Miss Cathers published this book in 1918 and now I know why it is a classic.  I was introduced to the book when I was (I think) in 7th grade (or younger) by my Lutheran pastor, Myron Jaeneke (je’ neck e).  There was something magical about his name, something holy, that a child looked up to, his flowing robes, the thin hand that went to God and he gave benediction every Sunday.  But during the week, he sported flannel shirts and baseball caps, and (I learned as an adult) was known as “Mike.”  I digress.  Poor pastor, unlike Jim Burden of My Antonia, this classic was wasted on me, I quickly lost interest.  But I discovered recently the book again, and when I found it on sale at the library (3/$1), I knew it was mine.  For those of you who have a love of classics, a love of words, this is a good read, and a good one to have on your shelf (no matter how you come by it).  If you scroll back two blog posts, you will find a narrative called “Jim Burden.”  That is a direct quote from the book, as well as the next, Jim’s description of his and Lena’s visit to the theater:

The heartless world which Marguerite re-entered with Varville had never been so glittering and reckless as on the night when it gathered in Olympe’s salon for the fourth act….I remember…men played with piles of gold, and a staircase down which the guests made their entrance…Marguerite descended the staircase with Varville; such a cloak, such a fan, such jewels–and her face!  One knew at a glance how it was with her, When Armand, with the terrible words, “Look, all of you, I owe this woman nothing!” flung the gold and bank-notes at the half-swooning Marguerite, Lena cowered beside me and covered her face with her hands…
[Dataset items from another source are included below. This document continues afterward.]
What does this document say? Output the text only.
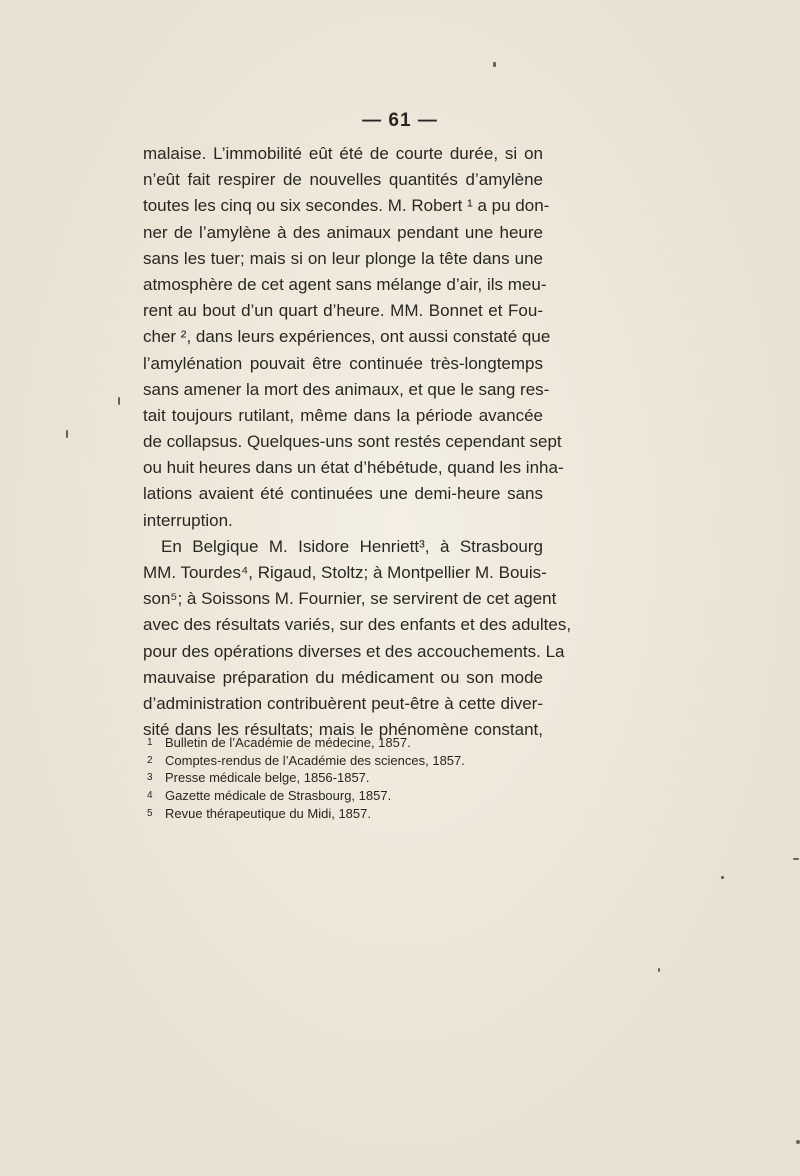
— 61 —
malaise. L’immobilité eût été de courte durée, si on
n’eût fait respirer de nouvelles quantités d’amylène
toutes les cinq ou six secondes. M. Robert ¹ a pu don-
ner de l’amylène à des animaux pendant une heure
sans les tuer; mais si on leur plonge la tête dans une
atmosphère de cet agent sans mélange d’air, ils meu-
rent au bout d’un quart d’heure. MM. Bonnet et Fou-
cher ², dans leurs expériences, ont aussi constaté que
l’amylénation pouvait être continuée très-longtemps
sans amener la mort des animaux, et que le sang res-
tait toujours rutilant, même dans la période avancée
de collapsus. Quelques-uns sont restés cependant sept
ou huit heures dans un état d’hébétude, quand les inha-
lations avaient été continuées une demi-heure sans
interruption.
En Belgique M. Isidore Henriett³, à Strasbourg
MM. Tourdes⁴, Rigaud, Stoltz; à Montpellier M. Bouis-
son⁵; à Soissons M. Fournier, se servirent de cet agent
avec des résultats variés, sur des enfants et des adultes,
pour des opérations diverses et des accouchements. La
mauvaise préparation du médicament ou son mode
d’administration contribuèrent peut-être à cette diver-
sité dans les résultats; mais le phénomène constant,
1 Bulletin de l’Académie de médecine, 1857.
2 Comptes-rendus de l’Académie des sciences, 1857.
3 Presse médicale belge, 1856-1857.
4 Gazette médicale de Strasbourg, 1857.
5 Revue thérapeutique du Midi, 1857.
When we reached the door of the theater, the streets were shining with rain…I walked slowly out into the country part of the town where I lived.  The lilacs were all blooming in the yards, and the smell of them after the rain, of the new leaves and the blossoms together, blew into my face with a sort of bitter sweetness.  I tramped through the puddles and under the showery trees, mourning for Marguerite Gauthier as if he had died only yesterday, sighing with the spirit of 1840, which had sighed so much, and which had reached me only that night, across long years and several languages, through the person of an infirm old actress.”

Now I need to find a first edition, the book deserves that, in my collection (but a paperback is all that is really necessary, it’s about words, not about hardbound first editions, isn’t it?)